O estudo foi aprovado pelo Comitê de Ética em pesquisa em seres humanos da Universidade Federal do Triângulo Mineiro, sob o número 1776, seguindo a Resolução nº. 196, de 10 de outubro de 1996 do Conselho Nacional de Saúde, que regulamenta pesquisas que envolvem seres humanos.

Todos os usuários foram devidamente informados dos objetivos da pesquisa e assinaram o TCLE. Para garantir a confidencialidade e a privacidade, identificaram-se os participantes por números.

Os resultados obtidos a partir das informações coletadas foram apresentados de forma descritiva, com as porcentagens e frequências simples. O Teste Qui-quadrado foi utilizado para a comparação antes e após a intervenção. O nível de significância adotado foi de 5%.

Resultados

Participaram da pesquisa 96 indivíduos com idade média de 57,06±1,79 anos. Os resultados das variáveis sociodemográficas estão na tabela 1. Observa-se que a maioria dos respondentes eram mulheres (91,7%), com ensino fundamental completo ou incompleto (76%), donas de casa (50%) ou aposentadas (31,3%).

Tabela 1 Variáveis sociodemográficas dos participantes 

Variáveis N %
Sexo    
  Masculino 8 8,3
  Feminino 88 91,7
Escolaridade    
  Analfabeto 8 8,3
  Ensino fundamental completo ou incompleto 73 76
  Segundo grau completo ou incompleto 14 14,6
  Superior 1 1,4
Ocupação    
  Dona de casa 48 50
  Ferroviário 2 2,1
  Comerciante 3 3,1
  Trabalhador rural 5 5,2
  Empregada doméstica 6 6,3
  Aposentado 30 31,3
  Professore 2 2,1
Renda    
  Até um salário mínimo 55 57,3
  1 a 3 salários mínimos 34 35,4
  3 a 10 salários mínimos 7 7,3
Total 96 100

Fonte: Elaboração própria

Os resultados do conhecimento sobre os mecanismos de transmissão da hanseníase estão na tabela 2. Considerando que a resposta correta seria que a transmissão se dá por meio do sistema respiratório, observa-se que antes da ação educativa somente sete indivíduos (7,3%) conheciam o mecanismo de transmissão da doença, enquanto que após a ação educativa houve um aumento estatisticamente significativo, com 83 (86,5%) acertos.

Tabela 2 Resultados do conhecimento da população sobre as formas de transmissão da hanseníase, antes e após a ação educativa 

A hanseníase é transmitida através do (a)   Certo   P
  Antes N(%)   Depois N(%)  
Sexo 38(39,6)   82(85,4) 0,64
Sistema Respiratório 7(7,3)   83(86,5) 0,00
Objetos pessoais 33 (34,4)   73 (76) 0,41
Pele 14 (14,6)   76 (79,2) 0,00
Hereditariedade 27 (28,1)   78 (81,3) 0,00

Fonte: Elaboração própria

Ainda, antes da ação educativa, somente 14 (14,6%) sabiam que ela não se transmite através da pele, 27 (28,1%) que não é hereditária e 33 (34,4%) que a transmissão não se dá por meio de objetos pessoais.
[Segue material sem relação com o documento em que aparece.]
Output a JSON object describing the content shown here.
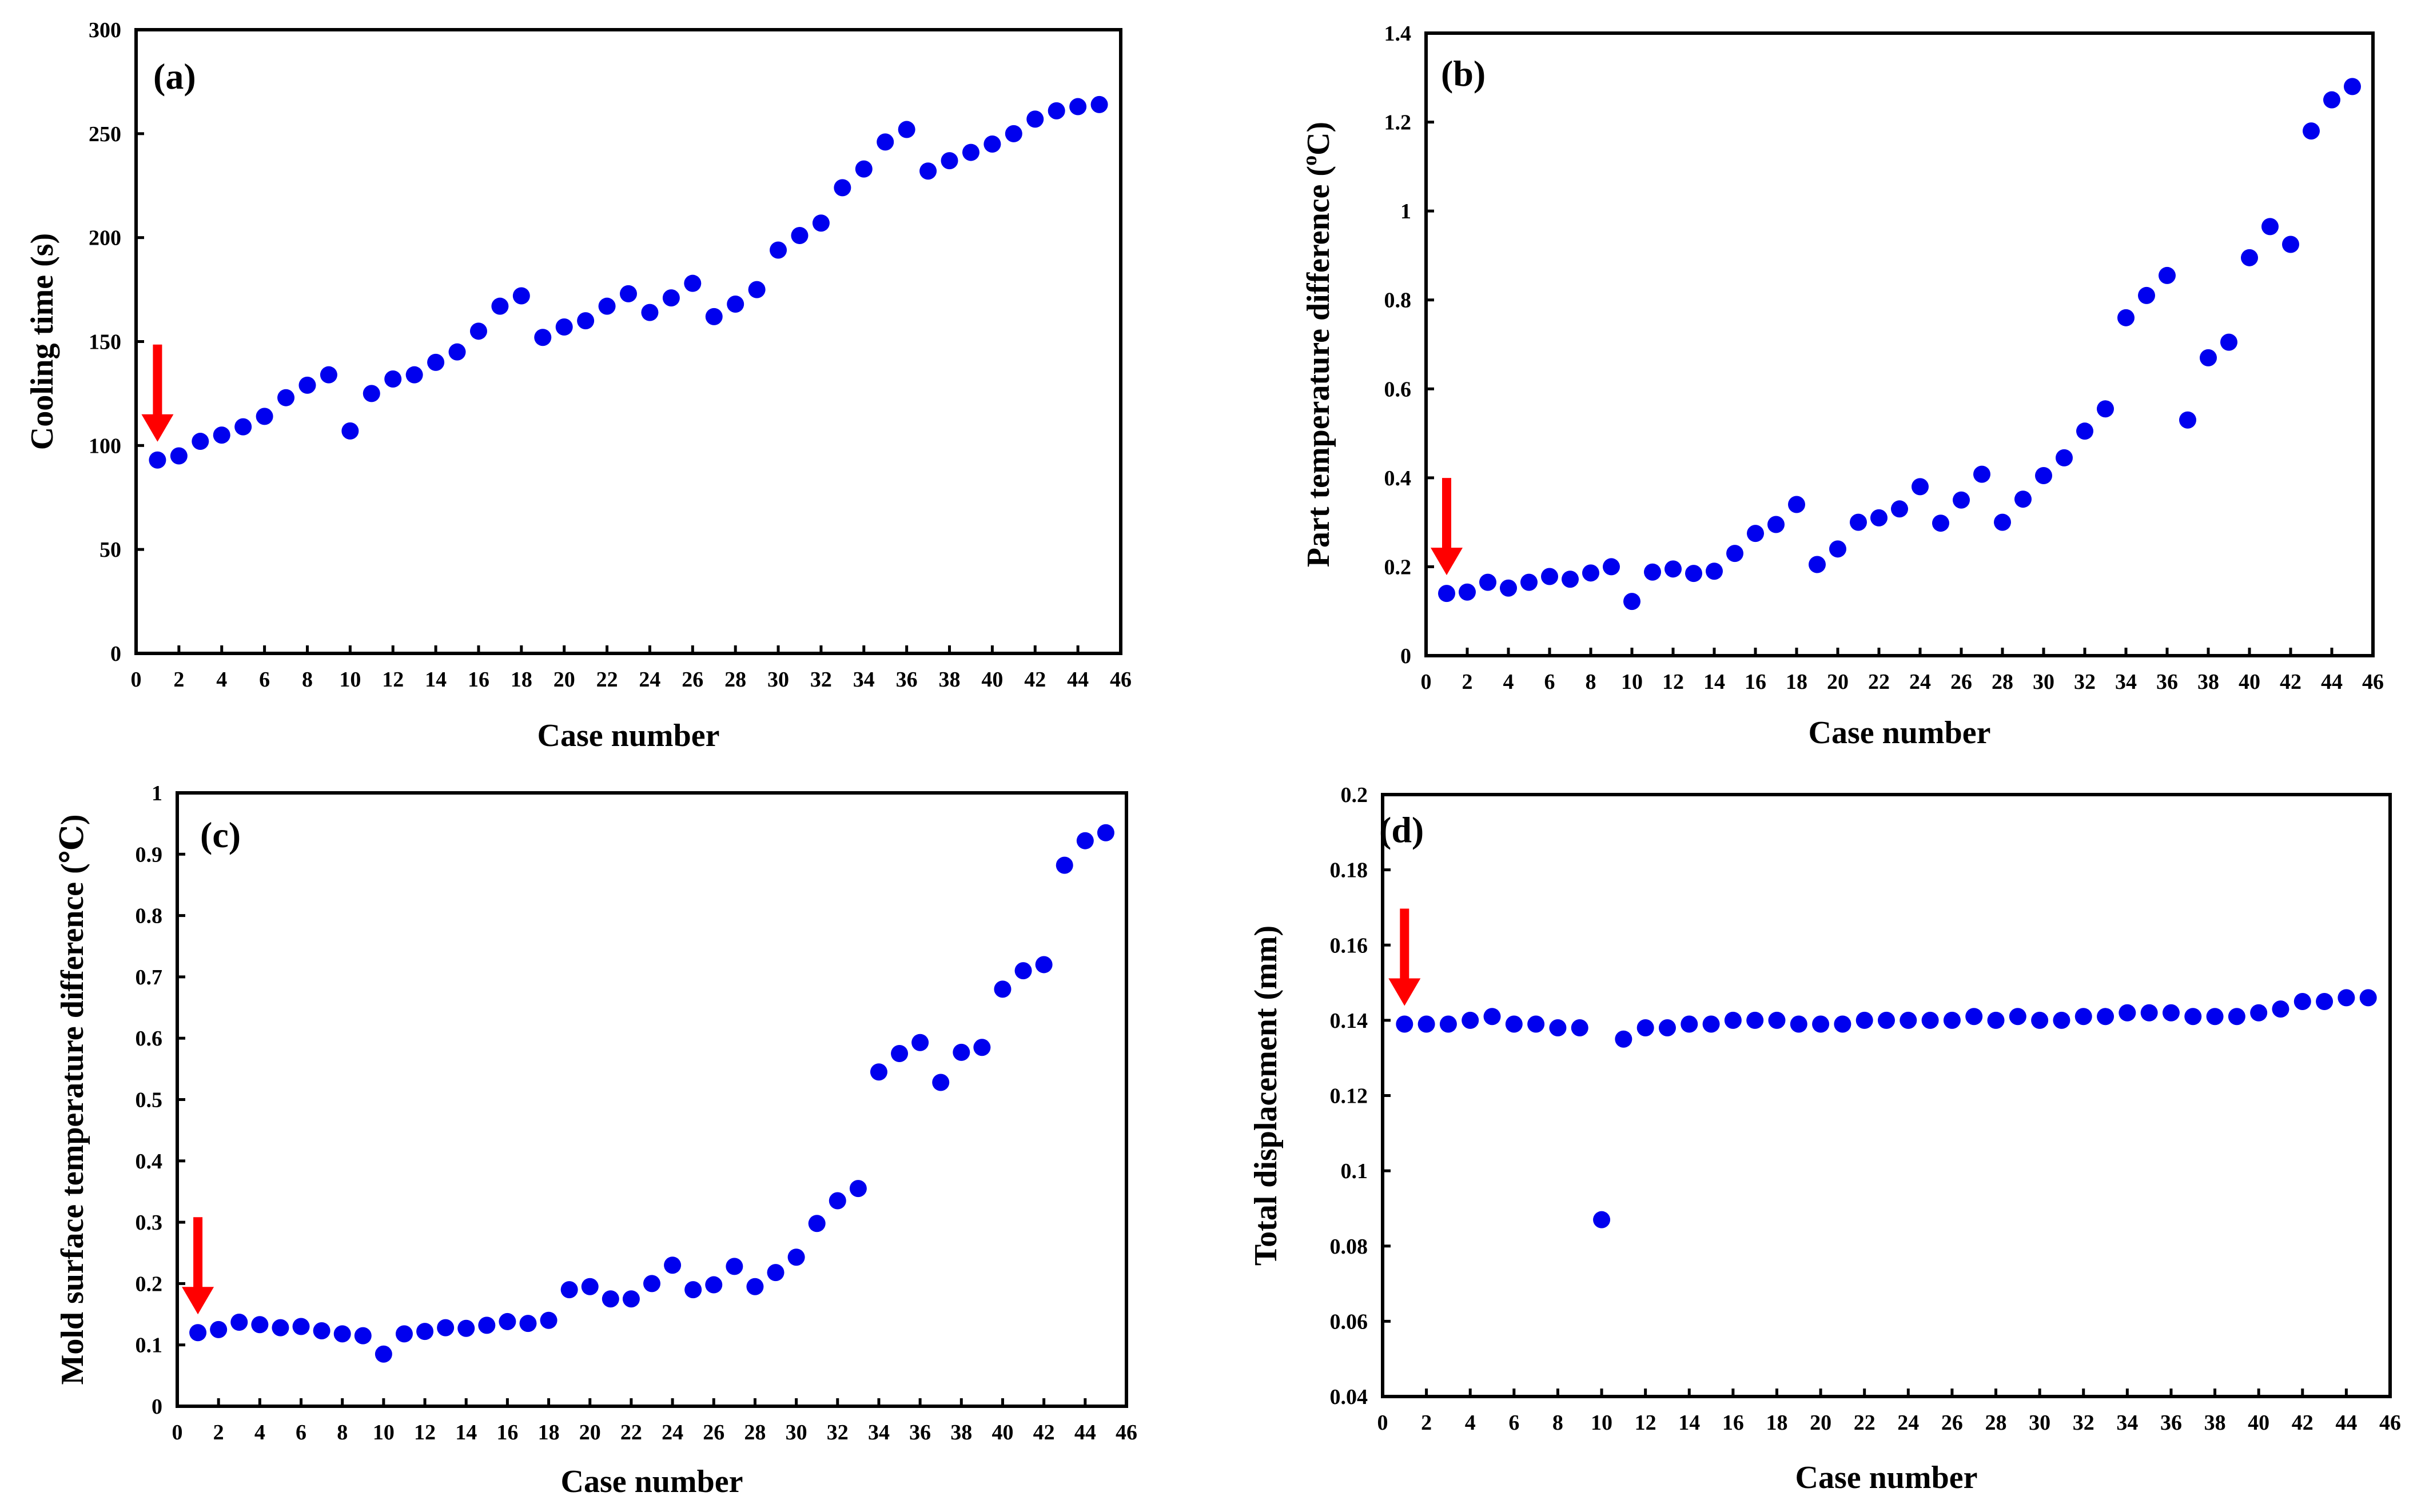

Após a ação educativa houve um aumento estatisticamente significativo de acertos quanto a não transmissão através da pele e hereditariedade. O número de indivíduos que responderam não saber para cada um dos itens sobre os mecanismos de transmissão foi reduzido de 52 (54,2%) para 4 (4,2%).

Em relação aos resultados sobre o conhecimento da população acerca dos sinais, sintomas e consequências da hanseníase (tabela 3), observa-se que antes da ação educativa somente 54 entrevistados (56,3%) sabiam que a hanseníase causa manchas brancas e vermelhas. Esse número aumentou para 85 (89,4%) após a ação, mas o resultado não foi significativo. Antes, 42 (43,8%) sabiam inicialmente que a hanseníase pode causar perda de sensibilidade, número que passou para 81 (88,5%) depois da intervenção, com significância estatística.

Tabela 3 Resultados do conhecimento da população sobre os sinais, sintomas e consequências da hanseníase, antes e após a ação educativa 

A hanseníase pode causar Certo P
  Antes N(%) Depois N(%)  
Perda de sensibilidade 42 (43,8) 81 (88,5) 0,00
Problemas nos rins e intestinos 44 (45,8) 77 (80,2) 0,02
Manchas brancas e vermelhas 54 (56,3) 85 (89,4) 0,07
Problemas cardíacos 53 (55,2) 80 (83,3) 0,31
Dormência 24 (25) 72 (75) 0,00
Problemas pulmonares 51 (53,1) 74 (77,1) 0,67
Problemas psiquiátricos 53 (55,2) 80 (83,3) 0,31

Fonte: Elaboração própria

Ainda, 44 (45,8%) acreditavam que a hanseníase não causa problemas nos rins e intestinos, aumentando para 77 (80,2%) após a ação. Também, somente 24 (25%) dos indivíduos sabiam que a hanseníase pode causar dormência, aumentando para 72 (75%) após a intervenção. Ambos os resultados com evidência de diferença estatística.

Ainda, houve um aumento, embora sem significância, de indivíduos que responderam corretamente que a hanseníase não causa problemas pulmonares, cardíacos ou psiquiátricos após a ação educativa. O número de indivíduos que responderam não saber foi reduzido de 28 (29,2%) para um (1%).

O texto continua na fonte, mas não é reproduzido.